A really strong workshop, with four good speakers, hosted by Virginia Native Plant Society at the University of Richmond. A theme emerged: interactions of plants with other organisms in the landscape, be they herbivorous White-tailed Deer (Odocoileus virginianus) (as discussed by Henry Wilbur, emeritus at the University of Virginia), or pollinating Eastern Tiger Swallowtails (Papilio glauca), who pick up pollen from Flame Azalea (Rhododendron calendulaceum) on their wings (only the second such association known, as discovered by Mary Jane Epps, postdoc at North Carolina State University [her work will soon be published]), or the unexpected linkage (through soil pH) of invasive Garlic Mustard (Alliaria petiolata) and the tiny arthopods known as springtails (Collembola), brought to us by Anne Alerding of Virginia Military Institute.

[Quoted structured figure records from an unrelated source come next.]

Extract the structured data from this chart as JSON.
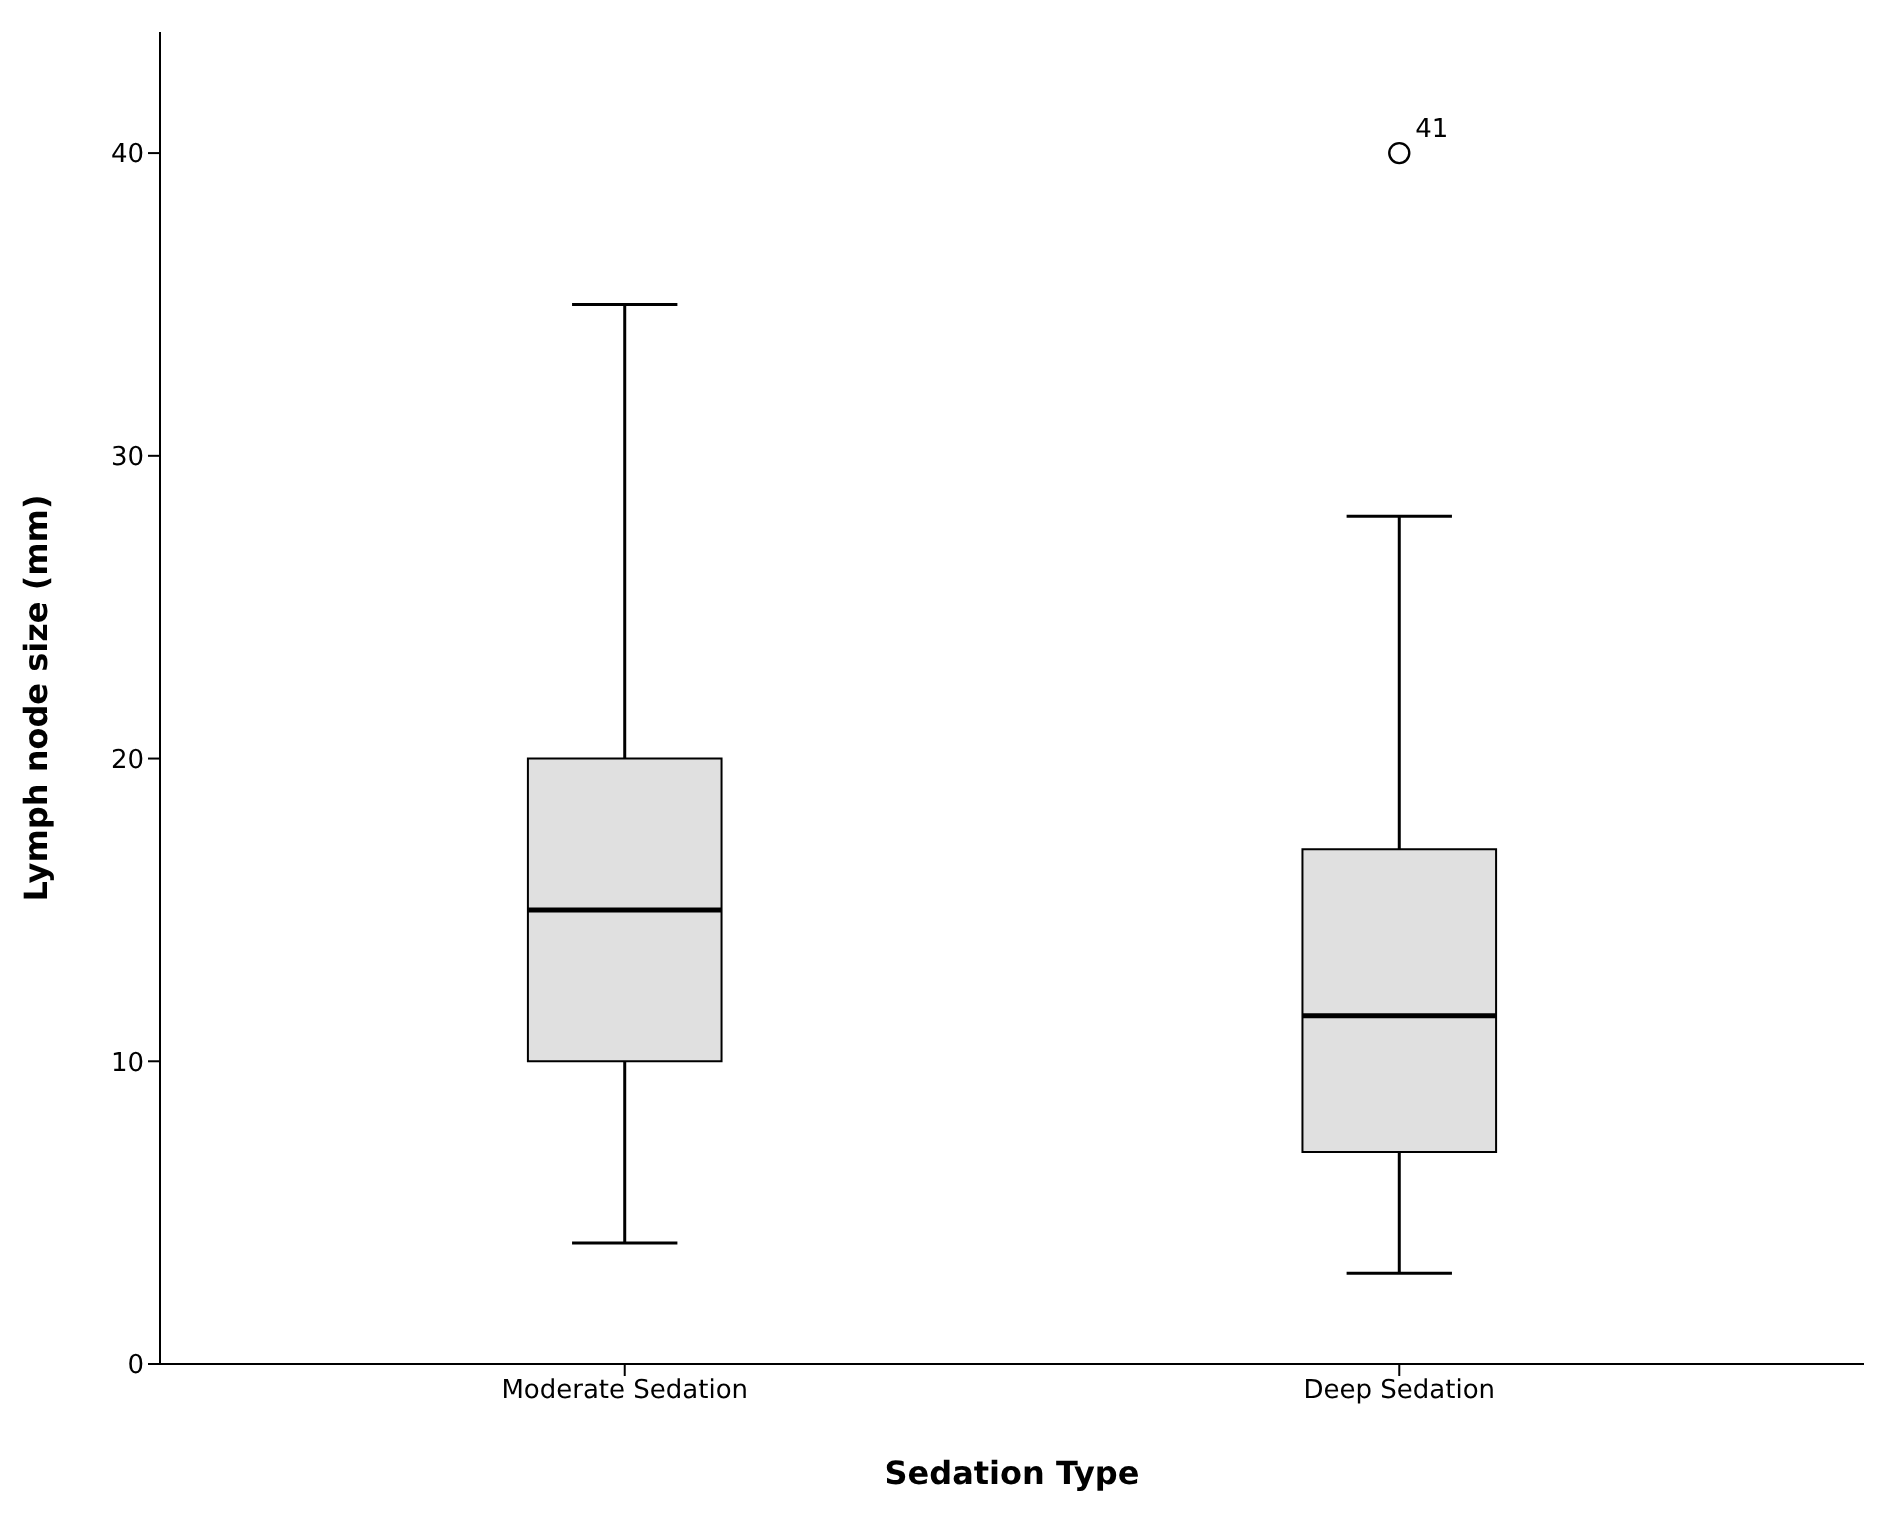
{
  "chart_data": {
    "type": "box",
    "xlabel": "Sedation Type",
    "ylabel": "Lymph node size (mm)",
    "categories": [
      "Moderate Sedation",
      "Deep Sedation"
    ],
    "series": [
      {
        "color": "#e0e0e0",
        "boxes": [
          {
            "low": 4,
            "q1": 10,
            "median": 15,
            "q3": 20,
            "high": 35
          },
          {
            "low": 3,
            "q1": 7,
            "median": 11.5,
            "q3": 17,
            "high": 28,
            "outliers": [
              40
            ]
          }
        ]
      }
    ],
    "ylim": [
      0,
      44
    ],
    "yticks": [
      0,
      10,
      20,
      30,
      40
    ],
    "annotations": [
      "41"
    ]
  }
}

For me, the most interesting talk (and most challenging to follow along with) was Karen Barnard-Kubow‘s explication of her dissertation research on the genetics of American Bellflower (Campanulastrum americanum). This species has a range from the Virginia Coastal Plain to the breadbasket Midwest. Barnard-Kubow’s work has identified distinct clades: one in the East, one or two in the Appalachian Mountains, and one in the Midwest. Cross-breeding experiments on these populations suggests that the plant might be in the process of speciation. Her work also indicates that genetic material in the plant’s chloroplasts is sometimes inherited from the male parent, rather than strictly from the female, as received wisdom has it.
Cora den Hartigh brings the deliciously-colored ruby/maroon macroalga Chondracanthus exasperatus to Botany POTD.